In America, Irving had taken up hang gliding and he continued to pursue this interest in England. On the 5th August 1976 his hang glider crash-landed at Shoreham-by-Sea (or Mill Hill), Sussex, and he was fatally injured.

== Legacy ==
In 1997 Cheater Slicks included a cover version of Lucifer's "Hypnosis" on their double CD Forgive Thee (ITR 054). In 2000, John Miller released a cover version of Lucifer's "Winter" on his Preference album (Polenta LEN18, available from www.cdvine.co.uk). Venien (of the black metal groups Von & Von Venien) has recorded a tribute version of "Fuck You" entitled "FvkU!" with his new group Dirty FvKn! Pistols which will be released shortly.
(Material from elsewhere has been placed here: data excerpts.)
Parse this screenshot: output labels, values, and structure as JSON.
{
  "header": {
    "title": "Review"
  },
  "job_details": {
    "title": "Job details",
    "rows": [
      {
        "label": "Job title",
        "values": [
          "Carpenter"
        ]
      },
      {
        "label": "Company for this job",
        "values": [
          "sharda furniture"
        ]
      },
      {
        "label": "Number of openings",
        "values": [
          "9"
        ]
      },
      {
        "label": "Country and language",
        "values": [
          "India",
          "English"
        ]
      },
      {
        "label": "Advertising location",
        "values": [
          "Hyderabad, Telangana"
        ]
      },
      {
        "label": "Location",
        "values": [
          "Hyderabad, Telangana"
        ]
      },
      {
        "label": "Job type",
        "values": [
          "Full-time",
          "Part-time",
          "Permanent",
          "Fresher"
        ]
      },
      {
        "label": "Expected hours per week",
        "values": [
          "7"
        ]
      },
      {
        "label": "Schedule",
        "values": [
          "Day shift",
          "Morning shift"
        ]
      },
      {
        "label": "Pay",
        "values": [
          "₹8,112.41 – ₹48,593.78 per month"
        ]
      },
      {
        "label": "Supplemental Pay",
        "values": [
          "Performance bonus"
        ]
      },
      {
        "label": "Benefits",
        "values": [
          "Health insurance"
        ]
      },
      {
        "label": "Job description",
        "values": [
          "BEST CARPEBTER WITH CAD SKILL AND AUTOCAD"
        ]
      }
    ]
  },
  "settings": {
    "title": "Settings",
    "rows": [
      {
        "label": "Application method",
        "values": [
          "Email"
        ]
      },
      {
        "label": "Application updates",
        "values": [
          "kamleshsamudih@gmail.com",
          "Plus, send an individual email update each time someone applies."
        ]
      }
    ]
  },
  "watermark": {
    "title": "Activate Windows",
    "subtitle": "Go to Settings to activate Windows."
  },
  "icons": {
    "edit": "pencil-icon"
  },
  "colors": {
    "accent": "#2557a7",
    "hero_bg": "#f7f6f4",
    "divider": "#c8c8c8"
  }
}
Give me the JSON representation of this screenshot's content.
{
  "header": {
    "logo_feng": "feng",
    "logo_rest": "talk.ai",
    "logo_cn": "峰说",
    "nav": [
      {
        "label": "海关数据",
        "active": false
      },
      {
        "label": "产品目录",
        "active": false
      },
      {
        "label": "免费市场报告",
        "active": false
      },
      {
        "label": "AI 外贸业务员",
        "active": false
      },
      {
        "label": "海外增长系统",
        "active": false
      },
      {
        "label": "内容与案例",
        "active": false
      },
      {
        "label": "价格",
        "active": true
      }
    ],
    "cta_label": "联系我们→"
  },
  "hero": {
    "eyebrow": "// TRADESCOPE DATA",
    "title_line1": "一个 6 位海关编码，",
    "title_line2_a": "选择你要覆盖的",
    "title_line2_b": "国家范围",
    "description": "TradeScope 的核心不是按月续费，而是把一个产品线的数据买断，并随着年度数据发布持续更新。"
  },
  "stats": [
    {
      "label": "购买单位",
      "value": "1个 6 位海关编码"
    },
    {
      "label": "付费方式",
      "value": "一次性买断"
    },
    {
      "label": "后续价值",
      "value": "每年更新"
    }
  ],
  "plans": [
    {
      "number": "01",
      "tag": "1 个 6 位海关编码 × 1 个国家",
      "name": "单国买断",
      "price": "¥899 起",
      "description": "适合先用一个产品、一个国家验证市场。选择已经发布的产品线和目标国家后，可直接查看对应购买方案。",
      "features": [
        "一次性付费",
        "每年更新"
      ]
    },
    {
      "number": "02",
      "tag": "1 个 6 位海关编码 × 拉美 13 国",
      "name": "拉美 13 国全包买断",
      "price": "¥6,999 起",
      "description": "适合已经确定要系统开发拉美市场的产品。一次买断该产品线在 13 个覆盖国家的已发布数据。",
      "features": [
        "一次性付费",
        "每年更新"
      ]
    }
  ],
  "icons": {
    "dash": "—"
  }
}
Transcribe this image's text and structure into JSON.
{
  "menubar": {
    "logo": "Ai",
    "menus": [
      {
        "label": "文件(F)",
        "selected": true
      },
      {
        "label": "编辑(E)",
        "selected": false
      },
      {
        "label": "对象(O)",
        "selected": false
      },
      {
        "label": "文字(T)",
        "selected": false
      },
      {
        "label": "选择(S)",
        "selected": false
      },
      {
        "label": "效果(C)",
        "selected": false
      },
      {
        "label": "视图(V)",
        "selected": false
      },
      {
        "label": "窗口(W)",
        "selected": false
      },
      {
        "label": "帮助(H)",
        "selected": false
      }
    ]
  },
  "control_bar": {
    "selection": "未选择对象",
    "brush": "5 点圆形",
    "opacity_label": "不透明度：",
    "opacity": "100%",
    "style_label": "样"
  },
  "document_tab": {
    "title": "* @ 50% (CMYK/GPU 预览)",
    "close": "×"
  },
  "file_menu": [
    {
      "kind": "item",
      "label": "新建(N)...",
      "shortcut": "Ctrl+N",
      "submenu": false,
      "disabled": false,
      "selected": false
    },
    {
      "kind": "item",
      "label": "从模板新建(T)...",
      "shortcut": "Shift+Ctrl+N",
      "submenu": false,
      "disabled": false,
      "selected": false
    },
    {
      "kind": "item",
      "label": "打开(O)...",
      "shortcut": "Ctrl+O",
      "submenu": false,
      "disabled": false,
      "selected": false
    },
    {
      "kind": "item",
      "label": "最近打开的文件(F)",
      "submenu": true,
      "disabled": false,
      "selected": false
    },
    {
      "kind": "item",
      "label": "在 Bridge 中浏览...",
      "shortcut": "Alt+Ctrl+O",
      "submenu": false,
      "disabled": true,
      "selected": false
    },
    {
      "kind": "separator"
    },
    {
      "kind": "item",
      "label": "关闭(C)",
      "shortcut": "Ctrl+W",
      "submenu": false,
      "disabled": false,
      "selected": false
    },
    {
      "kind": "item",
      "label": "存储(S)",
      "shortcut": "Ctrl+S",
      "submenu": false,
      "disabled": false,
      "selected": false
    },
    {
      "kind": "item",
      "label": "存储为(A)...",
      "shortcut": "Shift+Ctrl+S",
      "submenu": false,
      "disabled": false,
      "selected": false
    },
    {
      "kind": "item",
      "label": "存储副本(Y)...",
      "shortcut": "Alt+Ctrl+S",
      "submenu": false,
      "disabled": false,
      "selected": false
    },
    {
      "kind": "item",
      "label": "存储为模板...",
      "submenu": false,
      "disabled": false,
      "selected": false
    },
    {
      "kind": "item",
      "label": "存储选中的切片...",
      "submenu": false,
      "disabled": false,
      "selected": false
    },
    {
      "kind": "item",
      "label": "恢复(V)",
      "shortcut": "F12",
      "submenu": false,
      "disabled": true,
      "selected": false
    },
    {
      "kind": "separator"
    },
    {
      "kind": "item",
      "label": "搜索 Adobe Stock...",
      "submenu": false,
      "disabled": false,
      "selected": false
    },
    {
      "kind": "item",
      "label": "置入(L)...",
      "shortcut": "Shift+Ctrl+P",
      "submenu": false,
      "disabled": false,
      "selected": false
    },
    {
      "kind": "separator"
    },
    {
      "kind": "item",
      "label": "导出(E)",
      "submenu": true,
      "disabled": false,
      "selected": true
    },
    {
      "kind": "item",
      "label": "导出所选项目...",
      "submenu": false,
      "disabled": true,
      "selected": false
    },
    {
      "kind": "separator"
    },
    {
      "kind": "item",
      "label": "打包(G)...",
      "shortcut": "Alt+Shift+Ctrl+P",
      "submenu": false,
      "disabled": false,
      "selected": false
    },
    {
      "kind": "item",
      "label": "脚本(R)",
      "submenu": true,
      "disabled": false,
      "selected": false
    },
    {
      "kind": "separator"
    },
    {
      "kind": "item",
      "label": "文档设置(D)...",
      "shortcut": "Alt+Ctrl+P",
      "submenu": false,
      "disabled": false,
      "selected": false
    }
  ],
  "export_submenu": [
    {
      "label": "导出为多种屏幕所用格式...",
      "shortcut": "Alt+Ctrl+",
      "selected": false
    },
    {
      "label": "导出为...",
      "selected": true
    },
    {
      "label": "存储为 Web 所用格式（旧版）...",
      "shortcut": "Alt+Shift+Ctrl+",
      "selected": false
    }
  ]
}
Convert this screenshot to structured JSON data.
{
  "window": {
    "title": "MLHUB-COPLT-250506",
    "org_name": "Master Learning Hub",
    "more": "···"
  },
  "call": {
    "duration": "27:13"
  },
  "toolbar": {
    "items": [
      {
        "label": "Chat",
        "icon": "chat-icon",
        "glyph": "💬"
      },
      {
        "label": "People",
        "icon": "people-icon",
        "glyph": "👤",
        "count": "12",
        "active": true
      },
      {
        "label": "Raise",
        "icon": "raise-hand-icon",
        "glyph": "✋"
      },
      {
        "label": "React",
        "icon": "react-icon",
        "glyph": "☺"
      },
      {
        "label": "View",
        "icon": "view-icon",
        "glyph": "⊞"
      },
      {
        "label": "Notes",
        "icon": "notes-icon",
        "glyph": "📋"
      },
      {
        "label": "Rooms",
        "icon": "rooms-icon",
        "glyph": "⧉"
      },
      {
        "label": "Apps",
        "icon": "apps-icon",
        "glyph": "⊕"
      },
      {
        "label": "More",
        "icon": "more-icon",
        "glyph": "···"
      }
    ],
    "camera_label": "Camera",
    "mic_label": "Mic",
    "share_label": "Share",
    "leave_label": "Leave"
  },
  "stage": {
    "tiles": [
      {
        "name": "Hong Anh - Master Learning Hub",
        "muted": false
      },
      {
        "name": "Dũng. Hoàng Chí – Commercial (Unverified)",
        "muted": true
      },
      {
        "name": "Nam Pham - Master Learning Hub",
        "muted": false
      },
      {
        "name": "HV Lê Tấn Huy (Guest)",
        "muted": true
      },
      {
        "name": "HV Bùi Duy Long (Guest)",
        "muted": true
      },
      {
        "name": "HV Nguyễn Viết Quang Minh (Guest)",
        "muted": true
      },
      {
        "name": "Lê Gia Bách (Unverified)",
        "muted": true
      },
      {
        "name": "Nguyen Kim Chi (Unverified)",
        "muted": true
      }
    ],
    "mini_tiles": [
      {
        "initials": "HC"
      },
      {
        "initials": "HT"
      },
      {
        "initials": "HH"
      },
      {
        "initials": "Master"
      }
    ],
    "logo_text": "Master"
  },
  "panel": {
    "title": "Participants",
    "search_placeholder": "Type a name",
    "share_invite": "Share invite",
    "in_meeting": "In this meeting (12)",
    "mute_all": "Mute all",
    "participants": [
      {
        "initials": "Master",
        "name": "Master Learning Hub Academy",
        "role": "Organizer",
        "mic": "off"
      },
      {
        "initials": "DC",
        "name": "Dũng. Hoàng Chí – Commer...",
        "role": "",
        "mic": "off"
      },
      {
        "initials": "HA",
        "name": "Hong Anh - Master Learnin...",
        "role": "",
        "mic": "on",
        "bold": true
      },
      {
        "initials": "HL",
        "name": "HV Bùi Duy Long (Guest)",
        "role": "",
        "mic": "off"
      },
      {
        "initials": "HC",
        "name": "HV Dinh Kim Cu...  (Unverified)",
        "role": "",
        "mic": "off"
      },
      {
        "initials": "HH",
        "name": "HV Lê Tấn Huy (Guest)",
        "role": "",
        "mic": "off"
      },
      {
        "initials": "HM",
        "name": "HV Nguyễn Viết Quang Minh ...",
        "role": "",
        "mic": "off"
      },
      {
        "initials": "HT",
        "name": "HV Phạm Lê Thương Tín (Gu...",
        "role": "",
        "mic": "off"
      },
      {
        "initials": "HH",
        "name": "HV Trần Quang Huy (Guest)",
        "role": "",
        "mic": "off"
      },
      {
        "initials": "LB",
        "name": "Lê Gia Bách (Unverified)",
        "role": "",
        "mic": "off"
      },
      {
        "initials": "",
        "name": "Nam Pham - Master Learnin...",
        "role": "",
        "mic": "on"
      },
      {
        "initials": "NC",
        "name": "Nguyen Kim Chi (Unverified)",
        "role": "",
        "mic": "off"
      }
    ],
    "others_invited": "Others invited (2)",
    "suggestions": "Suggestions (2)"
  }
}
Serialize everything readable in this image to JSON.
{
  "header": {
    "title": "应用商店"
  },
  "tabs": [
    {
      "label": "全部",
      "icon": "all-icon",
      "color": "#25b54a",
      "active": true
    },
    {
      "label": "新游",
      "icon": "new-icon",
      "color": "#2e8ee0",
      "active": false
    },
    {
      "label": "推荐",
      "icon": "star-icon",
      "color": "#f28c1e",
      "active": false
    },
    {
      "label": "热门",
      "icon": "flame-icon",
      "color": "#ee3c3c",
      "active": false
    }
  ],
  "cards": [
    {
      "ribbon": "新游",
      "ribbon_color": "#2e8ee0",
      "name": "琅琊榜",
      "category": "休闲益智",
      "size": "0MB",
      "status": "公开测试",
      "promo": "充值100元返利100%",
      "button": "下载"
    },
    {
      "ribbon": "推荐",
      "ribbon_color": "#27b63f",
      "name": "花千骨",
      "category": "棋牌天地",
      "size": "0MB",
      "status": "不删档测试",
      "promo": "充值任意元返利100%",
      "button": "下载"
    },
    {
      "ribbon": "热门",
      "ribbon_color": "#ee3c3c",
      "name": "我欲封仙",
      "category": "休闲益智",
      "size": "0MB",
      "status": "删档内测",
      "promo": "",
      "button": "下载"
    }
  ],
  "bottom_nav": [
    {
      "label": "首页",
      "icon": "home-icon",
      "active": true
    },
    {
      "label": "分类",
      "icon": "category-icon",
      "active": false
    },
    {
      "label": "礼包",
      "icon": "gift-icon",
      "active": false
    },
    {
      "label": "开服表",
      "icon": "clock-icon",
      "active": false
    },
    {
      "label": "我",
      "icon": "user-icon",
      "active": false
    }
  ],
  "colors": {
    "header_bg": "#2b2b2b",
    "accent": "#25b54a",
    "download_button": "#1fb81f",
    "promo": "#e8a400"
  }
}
In 2012 the English composer Simon Rackham released the track "Lucifer's Song" (A Passacaglia in Memory of Denys Irving). Since the re-release of Big Gun by Dynamic, every mention of Lucifer seems to include the reference to it being the work of the "acid-ravaged mind of Peter 'Lucifer' Walker ex-The Purple Gang". This unfounded attribution appears to come from the Rock Encyclopedia books by Vernon Joynson, but he gives no sources for his information, and Julian Cope also makes this error in his 2006 Head Heritage Exit LP review. The Denys Irving attribution comes from Howard Marks, Mike Ratledge of Soft Machine, Naomi Zack, (who co-produced and co-directed the film 'Exit'), and Denys' brother Andrew.

==Sources==
- Howard Marks Mr Nice (see his autobiography Mr Nice pages 38, 104, 144/145).